The parents of Scott Charlson will be leaving soon to attend the National Transportation Safety Board forum on the use of “public aircraft”, which includes the helicopters, air tankers, and other fixed wing aircraft operated by the federal land management agencies on wildfires. Scott, along with eight other firefighters and air crew members, was killed when an overweight helicopter with falsified specification documents operated by Carson Helicopters crashed in 2008 on the Iron Complex fire near Weaverville, California.
Unlike passenger-carrying airlines, the operation of “public aircraft” operated by land management agencies receives very little oversight from the Federal Aviation Administration. That is left up to agencies like the U.S. Forest Service, which, perhaps, is more skilled at harvesting trees than regulating aircraft. A more qualified level of oversight may have prevented the deaths on the Iron Complex fire.
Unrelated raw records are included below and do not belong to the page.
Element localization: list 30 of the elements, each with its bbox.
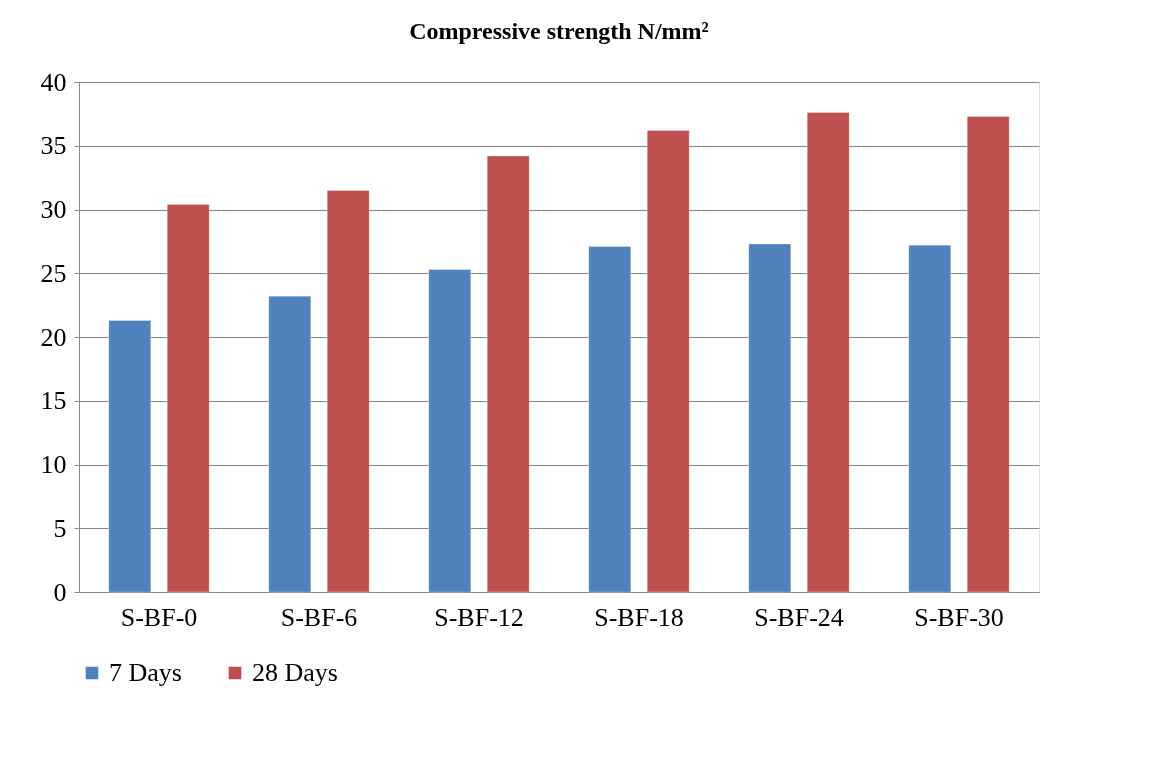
y-tick-label: 40 bbox=[40, 67, 67, 97]
bar bbox=[166, 203, 210, 593]
bar bbox=[486, 155, 530, 593]
bar bbox=[908, 244, 952, 593]
x-tick-label: S-BF-30 bbox=[914, 602, 1004, 632]
y-tick-label: 0 bbox=[53, 577, 67, 607]
bar bbox=[326, 189, 370, 593]
legend-label: 7 Days bbox=[109, 658, 182, 687]
x-tick-label: S-BF-6 bbox=[280, 602, 358, 632]
legend-label: 28 Days bbox=[252, 658, 338, 687]
y-tick-label: 10 bbox=[40, 450, 67, 479]
bar bbox=[588, 245, 632, 593]
x-tick-label: S-BF-24 bbox=[754, 602, 844, 632]
x-tick-label: S-BF-0 bbox=[120, 602, 198, 632]
y-tick-label: 5 bbox=[53, 513, 67, 543]
y-tick-label: 30 bbox=[40, 195, 67, 224]
bar bbox=[428, 268, 472, 593]
bar bbox=[748, 243, 792, 593]
y-tick-label: 20 bbox=[40, 322, 67, 352]
y-tick-label: 35 bbox=[40, 131, 67, 161]
bar bbox=[966, 115, 1010, 593]
y-tick-label: 15 bbox=[40, 386, 67, 416]
bar bbox=[108, 319, 152, 593]
y-tick-label: 25 bbox=[40, 258, 67, 288]
chart-title: Compressive strength N/mm² bbox=[409, 18, 709, 44]
bar bbox=[806, 112, 850, 593]
x-tick-label: S-BF-12 bbox=[434, 602, 524, 632]
bar bbox=[268, 295, 312, 593]
bar bbox=[646, 129, 690, 593]
x-tick-label: S-BF-18 bbox=[594, 602, 684, 632]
The NTSB forum will be held in Washington D.C. and will begin at 9:00 a.m. ET, Wednesday, November 30, 2011 continuing through Thursday, December 1st. It will be available for the public to view live on the internet at the NTSB web site. We wrote more about the forum on November 23, and our article about the NTSB investigation of the accident is HERE.
Nina Charlson, the mother of Fallen Firefighter Scott Charlson, released the following statement today:
My husband Rick and I along with several other Iron44 families are travelling back to Washington DC to a forum (Nov. 30 & Dec. 1) being held by the NTSB Board regarding oversight of public aircraft. This aircraft that went down was called an “orphan” by the NTSB Board. We are going back to show support to the NTSB in their quest for safety changes. We want to remind people who shuffle paper and try to make budget that their decisions affect peoples lives. Our plea is for them not to forget that. We cannot bring our loved ones back but if we can stand up for safety changes for future passengers – that is what we want to do.
Another reason we are releasing a statement at this time is it is nearly the one year anniversary (Dec. 7) of the release of the final NTSB report regarding this tragedy. The NTSB Board requested a criminal investigation be done into the practices of Carson Helicopters – especially the act of falsifying weight and lift charts. Overweight is deemed to be the main cause of the crash according to the NTSB Board. Frank Carson of Carson helicopters refuted their findings shortly after the final report was released. I am sure you can find that in your archives.
Several families have been trying to find out if there is a criminal investigation going on and we cannot get any information whether there is one taking place or not. Our loved ones were killed serving the public and if there were criminal actions that caused the crash we want to make sure those charges are pursued. The Fallen and their family and friends are victims of a lot of negligence and possibly criminal activity. We know Carson Helicopters would like for us to go away but at this time I cannot let that happen. We hope the media will draw attention to the details of the cause(s) of this tragedy and hopefully help some safety changes to take place. We hope no other parents, spouses, brothers, children, grandparents or friends have to go through what we have because of negligence and lies.
Nina Charlson mother of Fallen Firefighter Scott Charlson
UPDATE November 29, 2011: here are some excerpts from an article in today’s San Francisco Chronicle:
…Federal, state and local agencies own or lease more than 2,400 nonmilitary planes and helicopters for fighting forest fires, chasing crooks, conducting scientific research and other tasks. By comparison, the world’s largest airline — created by the merger of United and Continental — and its regional carriers operate fewer than 1,300 planes.
But unlike United, Continental and other commercial airlines, government agencies are mostly left to police the safety of their flight operations themselves. The Federal Aviation Administration has long said it doesn’t have the authority to apply regulations to other government agencies.
The NTSB forum was spurred in part by the agency’s two-year investigation of the August 2008 crash of a firefighting helicopter near Weaverville in Northern California. Nine people were killed and four others injured. The company that operated the flight misrepresented the performance capabilities of its helicopters in order to win a U.S. Forest Service firefighting contract, and then gave misinformation to its own pilots, causing them to underestimate the aircraft’s weight, NTSB’s investigation found.
The board faulted the Forest Service for not ensuring the helicopter operator was following safety regulations as promised in its contract. It also faulted the FAA, whose inspectors checked the safety of aircraft the contractor used for nongovernment work, but ignored helicopters used for government assignments.